Mac Isaac, the laptop repairman with whom Hunter Biden apparently left a laptop, has sued Twitter. His complaint is not that Twitter locked the New York Post account of the contents of the laptop's hard drive. It is that their explanation for locking it was the claim that the account was in violation of Twitter's hacked material rules, and that Twitter, in explaining that policy, defines a hack as
an intrusion or access of a computer, network, or electronic device that was unauthorized or exceeded authorized access.
By Isaac's account of what happened, his access to a laptop that had been dropped off at his shop for repair and then abandoned was authorized, hence not a hack. It followed that Twitter was making false statements which, according to Isaac, have had large negative effects on him. On the face of it, it looks like a legitimate case.
What made the story of particular interest to me was that Isaac is doing something I had thought about doing, decided not to do, and suggested to a law firm that they might do in similar cases — with regard to Facebook, not Twitter.
About a year ago, I discovered that Facebook was blocking all links to my web page. Anyone who attempted to put up such a link got a message saying that the page violated Facebook's community standards. I went through the procedures on Facebook to object, never got any response. Eventually they stopped blocking it, still with no explanation.
Facebook is a private firm, and as such has a legal right to decide what messages they will or will not publish. They do not have a legal right to defame me, which, assuming that nothing on my page actually violated their community standards, they were doing. The problem had been solved when they stopped blocking the page, and in any case was never a large enough problem to justify the trouble of a court case. But it occurred to me that it might justify a class action by someone else, so I emailed a law firm that seemed appropriate with the suggestion.
Mac Isaac, or his attorney, apparently had the same idea in a much larger case, and has now acted on it. I wish him well.
Reading about the Isaac/twitter and your cases, it seems that such kind of lawsuit will only make the platforms provide less information about why something is being blocked.
For example, in Isaac/twitter case, if it was already less detailed, like with a boilerplate "it violates the community standards," it wouldn't be possible (or it would be much harder) to defend against it and provide the details necessary to show that it was not an illegal access.
I would also expect that the violation in the ToS will expand even more to cover any kind of message, nullifying the chance of the company be condemned for libel/defamation.
And, then i'm not sure if anything will be gained, as we will lose the transparency and keep the same arbitrary rules in place.
The Magic Hunter Laptop suit doesn't have a snowball's chance of success, nor should it. Even among other standout-dumb defamation suits this year (Devin Nunes' Cow moves to be recognized), it it horribly thin. Anyone familiar with how this works should see this; if you're blessed with a life free of concern with legal details, you can ruin your run here:
I would have thought you'd be more supportive of free speech than this. But a lot of libertarians turn out to be closet-monarchists. (Wait, doe you believe this defames you?)

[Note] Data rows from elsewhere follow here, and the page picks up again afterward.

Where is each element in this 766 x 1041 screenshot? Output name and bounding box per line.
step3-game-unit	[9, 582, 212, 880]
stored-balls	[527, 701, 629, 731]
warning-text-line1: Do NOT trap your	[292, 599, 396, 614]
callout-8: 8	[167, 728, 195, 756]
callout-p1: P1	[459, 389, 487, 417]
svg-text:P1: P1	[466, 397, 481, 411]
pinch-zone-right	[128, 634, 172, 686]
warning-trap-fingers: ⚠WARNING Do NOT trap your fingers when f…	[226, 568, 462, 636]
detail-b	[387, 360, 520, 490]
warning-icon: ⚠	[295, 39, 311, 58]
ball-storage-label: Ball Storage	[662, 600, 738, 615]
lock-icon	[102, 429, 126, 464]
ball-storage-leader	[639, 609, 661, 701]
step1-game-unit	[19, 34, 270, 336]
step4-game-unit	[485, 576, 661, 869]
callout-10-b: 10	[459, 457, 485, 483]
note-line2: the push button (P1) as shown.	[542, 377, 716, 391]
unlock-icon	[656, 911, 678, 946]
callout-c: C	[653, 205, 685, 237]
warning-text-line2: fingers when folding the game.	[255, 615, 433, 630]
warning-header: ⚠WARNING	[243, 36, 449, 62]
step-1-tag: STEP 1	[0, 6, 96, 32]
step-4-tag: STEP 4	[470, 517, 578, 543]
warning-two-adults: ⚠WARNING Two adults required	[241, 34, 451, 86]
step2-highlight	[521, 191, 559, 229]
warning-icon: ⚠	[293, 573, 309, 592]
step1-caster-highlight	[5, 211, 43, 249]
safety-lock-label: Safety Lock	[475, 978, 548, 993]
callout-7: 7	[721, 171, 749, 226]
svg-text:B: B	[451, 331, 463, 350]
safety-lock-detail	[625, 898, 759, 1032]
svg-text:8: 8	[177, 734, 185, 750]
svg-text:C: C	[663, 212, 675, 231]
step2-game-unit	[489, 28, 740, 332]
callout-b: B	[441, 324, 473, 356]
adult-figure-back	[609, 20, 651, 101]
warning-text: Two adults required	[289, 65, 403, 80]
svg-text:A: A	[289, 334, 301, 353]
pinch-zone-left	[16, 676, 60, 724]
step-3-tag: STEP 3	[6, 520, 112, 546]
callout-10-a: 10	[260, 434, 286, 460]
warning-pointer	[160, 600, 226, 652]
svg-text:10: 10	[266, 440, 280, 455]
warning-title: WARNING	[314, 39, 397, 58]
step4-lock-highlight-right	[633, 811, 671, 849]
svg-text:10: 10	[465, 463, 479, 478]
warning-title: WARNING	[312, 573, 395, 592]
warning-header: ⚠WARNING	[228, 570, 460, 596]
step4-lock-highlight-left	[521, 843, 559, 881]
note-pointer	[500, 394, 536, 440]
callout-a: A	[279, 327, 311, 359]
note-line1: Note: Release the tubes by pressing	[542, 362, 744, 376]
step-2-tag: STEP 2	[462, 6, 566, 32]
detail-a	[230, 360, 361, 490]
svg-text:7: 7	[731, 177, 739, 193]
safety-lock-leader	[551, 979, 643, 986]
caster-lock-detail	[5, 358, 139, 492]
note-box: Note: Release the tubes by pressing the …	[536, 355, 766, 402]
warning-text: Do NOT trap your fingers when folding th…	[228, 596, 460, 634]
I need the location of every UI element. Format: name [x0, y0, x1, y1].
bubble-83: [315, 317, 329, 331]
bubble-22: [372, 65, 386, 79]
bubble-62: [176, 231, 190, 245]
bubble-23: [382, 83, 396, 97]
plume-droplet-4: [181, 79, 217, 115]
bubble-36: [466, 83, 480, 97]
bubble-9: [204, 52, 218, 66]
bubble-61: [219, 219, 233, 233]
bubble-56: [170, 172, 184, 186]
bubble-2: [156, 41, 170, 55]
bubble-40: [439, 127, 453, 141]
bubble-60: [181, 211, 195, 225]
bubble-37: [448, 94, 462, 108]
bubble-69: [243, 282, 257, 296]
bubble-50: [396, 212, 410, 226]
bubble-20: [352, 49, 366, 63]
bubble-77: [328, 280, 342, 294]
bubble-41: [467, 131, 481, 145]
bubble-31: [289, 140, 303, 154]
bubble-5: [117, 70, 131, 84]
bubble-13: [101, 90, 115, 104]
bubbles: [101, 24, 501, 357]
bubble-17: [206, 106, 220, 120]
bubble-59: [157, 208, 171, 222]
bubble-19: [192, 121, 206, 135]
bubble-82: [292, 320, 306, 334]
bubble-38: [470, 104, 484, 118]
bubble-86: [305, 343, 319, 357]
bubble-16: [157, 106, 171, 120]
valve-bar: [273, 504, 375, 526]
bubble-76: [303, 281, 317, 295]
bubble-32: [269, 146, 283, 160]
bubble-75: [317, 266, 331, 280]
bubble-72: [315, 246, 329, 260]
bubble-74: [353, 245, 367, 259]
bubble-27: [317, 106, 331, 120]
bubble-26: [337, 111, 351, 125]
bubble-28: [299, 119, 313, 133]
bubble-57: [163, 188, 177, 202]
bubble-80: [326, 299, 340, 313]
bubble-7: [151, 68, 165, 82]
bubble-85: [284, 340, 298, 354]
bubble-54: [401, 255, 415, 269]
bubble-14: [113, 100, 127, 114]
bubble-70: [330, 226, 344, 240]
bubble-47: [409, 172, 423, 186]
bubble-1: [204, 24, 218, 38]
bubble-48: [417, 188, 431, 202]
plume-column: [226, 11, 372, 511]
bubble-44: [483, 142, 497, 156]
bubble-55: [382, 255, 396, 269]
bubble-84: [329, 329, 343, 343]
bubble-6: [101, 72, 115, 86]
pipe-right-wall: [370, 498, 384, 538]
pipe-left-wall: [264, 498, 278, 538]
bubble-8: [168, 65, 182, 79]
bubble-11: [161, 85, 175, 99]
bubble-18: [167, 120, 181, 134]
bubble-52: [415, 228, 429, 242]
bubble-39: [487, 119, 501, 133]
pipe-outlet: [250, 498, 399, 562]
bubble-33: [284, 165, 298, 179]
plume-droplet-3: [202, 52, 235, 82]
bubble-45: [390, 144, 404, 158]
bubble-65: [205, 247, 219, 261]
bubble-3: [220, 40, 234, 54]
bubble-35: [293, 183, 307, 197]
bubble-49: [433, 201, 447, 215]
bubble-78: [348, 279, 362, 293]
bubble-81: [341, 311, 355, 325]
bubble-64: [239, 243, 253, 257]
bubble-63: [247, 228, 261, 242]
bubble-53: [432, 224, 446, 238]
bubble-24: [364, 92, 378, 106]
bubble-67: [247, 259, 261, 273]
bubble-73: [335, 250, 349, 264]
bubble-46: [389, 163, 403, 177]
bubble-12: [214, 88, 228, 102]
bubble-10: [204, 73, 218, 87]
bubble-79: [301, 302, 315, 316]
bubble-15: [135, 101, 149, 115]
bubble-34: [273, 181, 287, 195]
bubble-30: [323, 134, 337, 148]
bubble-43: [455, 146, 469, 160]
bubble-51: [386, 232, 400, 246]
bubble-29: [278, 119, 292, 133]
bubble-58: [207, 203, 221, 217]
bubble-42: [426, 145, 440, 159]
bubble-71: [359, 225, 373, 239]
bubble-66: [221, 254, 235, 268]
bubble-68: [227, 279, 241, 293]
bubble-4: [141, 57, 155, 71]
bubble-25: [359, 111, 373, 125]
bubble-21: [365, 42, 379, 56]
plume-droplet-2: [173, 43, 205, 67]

iA case being rejected for lack of jurisdiction says nothing about the merits of its claims. That's purely a question of the opinions of the commenters.
As an aside, the phrase "violates Facebook's community standards" gives the impression that the community somehow set the standards. Facebook is just enforcing the will of the people! However, isn't the intrusion of the word "community" in this phrase totally extraneous? Facebook set up standards for what can be posted and then referred to them as "community" standards.
The simplest solution for FB, supposing someone had sued along the lines I suggested, would be to replace the statement that the web page violates their community standards with the statement that it may violate their community standards and they had not yet had an opportunity to check. That, unlike what they did say, would presumably be true.